Social media can be a boon or a curse. Of late, we have seen a lot of unscientific videos getting widely disseminated. But, that’s because there is a human tendency to believe negative stories. People like to see myths busted. So there will always be a mix of truth and falsehood when it comes to social media dissemination. In that case, one has to make sure that the truth surfaces. False beliefs or particularly false information should not be allowed to subvert sound scientific practices. That is where I believe we need more educated public who can discriminate these categories on social media. But, we also need some credible agencies who can sift the truth from falsehood and sound a caution. For instance, the issue of vaccine hesitancy has proved to be so catastrophic to countries like Europe and America that deadly diseases like measles, which were once eradicated, have come back again, in a big way. It’s frightening.

How do you see the future of medicine?

I see the future of medicine to be substantially moving towards public health because people have started to realise that eventually, it pays a greater amount of dividend. I also see the future of medical practice being benefitted from technology. However, I hope it’s not entirely dominated by the obsession of technology by exclusion of the human element. Ultimately, teamwork is going to be critical and that’s where, I believe, technology can be a beautiful bridge.

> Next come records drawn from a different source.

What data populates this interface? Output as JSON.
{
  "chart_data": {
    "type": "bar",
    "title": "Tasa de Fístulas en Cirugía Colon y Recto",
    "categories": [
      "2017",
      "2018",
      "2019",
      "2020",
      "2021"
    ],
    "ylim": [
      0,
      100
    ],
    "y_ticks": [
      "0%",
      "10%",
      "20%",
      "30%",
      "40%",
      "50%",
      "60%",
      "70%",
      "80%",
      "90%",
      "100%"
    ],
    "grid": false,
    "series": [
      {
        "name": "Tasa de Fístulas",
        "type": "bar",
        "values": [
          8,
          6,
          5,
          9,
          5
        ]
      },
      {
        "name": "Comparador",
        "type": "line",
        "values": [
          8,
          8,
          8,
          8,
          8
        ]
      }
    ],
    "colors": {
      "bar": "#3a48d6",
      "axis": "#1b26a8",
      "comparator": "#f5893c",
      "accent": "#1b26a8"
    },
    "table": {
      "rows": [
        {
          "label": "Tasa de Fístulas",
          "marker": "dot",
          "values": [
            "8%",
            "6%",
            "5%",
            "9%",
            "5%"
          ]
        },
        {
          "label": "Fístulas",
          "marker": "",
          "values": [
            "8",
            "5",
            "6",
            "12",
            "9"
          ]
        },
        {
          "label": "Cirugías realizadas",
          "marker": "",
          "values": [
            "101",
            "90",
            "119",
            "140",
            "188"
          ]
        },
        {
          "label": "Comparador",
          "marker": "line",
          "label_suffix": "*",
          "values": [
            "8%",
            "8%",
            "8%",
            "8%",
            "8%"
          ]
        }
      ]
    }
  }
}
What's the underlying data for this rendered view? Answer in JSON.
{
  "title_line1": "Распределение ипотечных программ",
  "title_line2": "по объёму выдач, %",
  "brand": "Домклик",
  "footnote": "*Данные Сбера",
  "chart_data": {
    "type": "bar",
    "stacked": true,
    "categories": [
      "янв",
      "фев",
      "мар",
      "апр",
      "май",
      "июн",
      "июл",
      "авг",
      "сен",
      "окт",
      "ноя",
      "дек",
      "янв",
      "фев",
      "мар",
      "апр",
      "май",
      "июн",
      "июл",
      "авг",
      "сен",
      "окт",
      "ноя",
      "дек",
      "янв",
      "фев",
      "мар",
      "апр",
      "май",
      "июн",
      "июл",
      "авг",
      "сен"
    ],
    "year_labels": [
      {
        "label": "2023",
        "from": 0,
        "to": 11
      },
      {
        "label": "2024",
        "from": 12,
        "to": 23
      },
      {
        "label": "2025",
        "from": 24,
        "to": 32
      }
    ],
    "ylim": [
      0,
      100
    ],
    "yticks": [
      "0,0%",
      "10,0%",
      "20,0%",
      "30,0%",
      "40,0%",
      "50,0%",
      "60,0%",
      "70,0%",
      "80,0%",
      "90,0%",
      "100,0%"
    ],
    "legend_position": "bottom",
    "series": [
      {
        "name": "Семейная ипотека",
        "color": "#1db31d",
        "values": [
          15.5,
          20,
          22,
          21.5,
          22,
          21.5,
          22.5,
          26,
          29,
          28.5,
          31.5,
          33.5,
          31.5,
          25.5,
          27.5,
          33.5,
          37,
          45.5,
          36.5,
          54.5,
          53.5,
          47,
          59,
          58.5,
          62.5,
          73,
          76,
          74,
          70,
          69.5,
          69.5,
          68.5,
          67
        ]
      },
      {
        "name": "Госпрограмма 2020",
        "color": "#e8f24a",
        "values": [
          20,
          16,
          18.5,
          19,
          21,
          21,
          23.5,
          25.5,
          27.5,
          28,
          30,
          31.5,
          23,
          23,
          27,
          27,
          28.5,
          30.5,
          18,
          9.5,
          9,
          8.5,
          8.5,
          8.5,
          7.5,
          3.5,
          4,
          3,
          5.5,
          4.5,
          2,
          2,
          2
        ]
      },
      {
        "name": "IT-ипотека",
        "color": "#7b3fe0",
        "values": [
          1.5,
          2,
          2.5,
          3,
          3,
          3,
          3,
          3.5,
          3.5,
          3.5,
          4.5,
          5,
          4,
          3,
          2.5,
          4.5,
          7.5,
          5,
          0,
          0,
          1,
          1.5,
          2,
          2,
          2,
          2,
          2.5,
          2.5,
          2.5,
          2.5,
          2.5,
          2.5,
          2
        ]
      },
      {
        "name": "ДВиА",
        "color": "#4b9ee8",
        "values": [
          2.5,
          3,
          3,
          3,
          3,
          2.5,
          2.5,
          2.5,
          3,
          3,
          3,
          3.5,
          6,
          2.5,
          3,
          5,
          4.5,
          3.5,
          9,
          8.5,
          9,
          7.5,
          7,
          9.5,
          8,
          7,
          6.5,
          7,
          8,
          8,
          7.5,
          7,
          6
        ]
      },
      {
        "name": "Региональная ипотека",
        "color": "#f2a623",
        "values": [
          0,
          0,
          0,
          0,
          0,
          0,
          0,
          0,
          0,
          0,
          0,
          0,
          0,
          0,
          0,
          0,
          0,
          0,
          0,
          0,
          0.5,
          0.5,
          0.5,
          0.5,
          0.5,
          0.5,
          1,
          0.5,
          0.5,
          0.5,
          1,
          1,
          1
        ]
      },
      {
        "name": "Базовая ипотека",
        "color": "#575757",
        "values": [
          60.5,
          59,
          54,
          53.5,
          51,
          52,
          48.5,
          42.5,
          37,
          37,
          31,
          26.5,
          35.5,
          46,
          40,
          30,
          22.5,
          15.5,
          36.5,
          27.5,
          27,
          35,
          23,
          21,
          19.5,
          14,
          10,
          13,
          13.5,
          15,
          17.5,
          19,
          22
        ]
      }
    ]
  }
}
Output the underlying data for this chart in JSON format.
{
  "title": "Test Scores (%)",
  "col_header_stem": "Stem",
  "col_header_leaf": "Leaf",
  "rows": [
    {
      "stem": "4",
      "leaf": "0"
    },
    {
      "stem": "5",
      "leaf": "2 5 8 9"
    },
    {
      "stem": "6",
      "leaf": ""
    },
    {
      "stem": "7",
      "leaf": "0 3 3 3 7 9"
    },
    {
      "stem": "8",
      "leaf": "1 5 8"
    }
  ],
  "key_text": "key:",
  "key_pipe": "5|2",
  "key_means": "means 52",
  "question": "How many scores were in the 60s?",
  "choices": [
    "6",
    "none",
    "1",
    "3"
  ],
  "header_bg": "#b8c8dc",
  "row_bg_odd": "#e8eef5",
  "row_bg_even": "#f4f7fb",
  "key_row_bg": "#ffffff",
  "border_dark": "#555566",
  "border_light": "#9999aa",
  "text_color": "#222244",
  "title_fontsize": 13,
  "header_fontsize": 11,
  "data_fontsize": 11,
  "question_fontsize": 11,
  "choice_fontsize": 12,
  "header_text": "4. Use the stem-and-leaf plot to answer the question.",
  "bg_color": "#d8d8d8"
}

What made you switch your career from being a high profile Cardiologist to now being a public healthcare advocate. Do you miss that part of your life? 

For 32 years, I was a cardiologist dealing with individual patients. But, I was also dealing with public health issues over a period of time -whether it was trying to prevent Rheumatic fever or looking at how we can control hypertension in community settings. It’s just that at some point in time you realise you have to do a lot more especially, to prevent more and more patients flooding the health system. And that also gives satisfaction. Now, with a number of young students and researchers emerging we are trying to build a multi-disciplinary public health system in this country which again is an important element. So, I have missed some important career opportunities whether it was at AIIMS, World Health Organisation or with the Government of India, but that’s because this was something I wanted to prioritise. And, I have no regrets.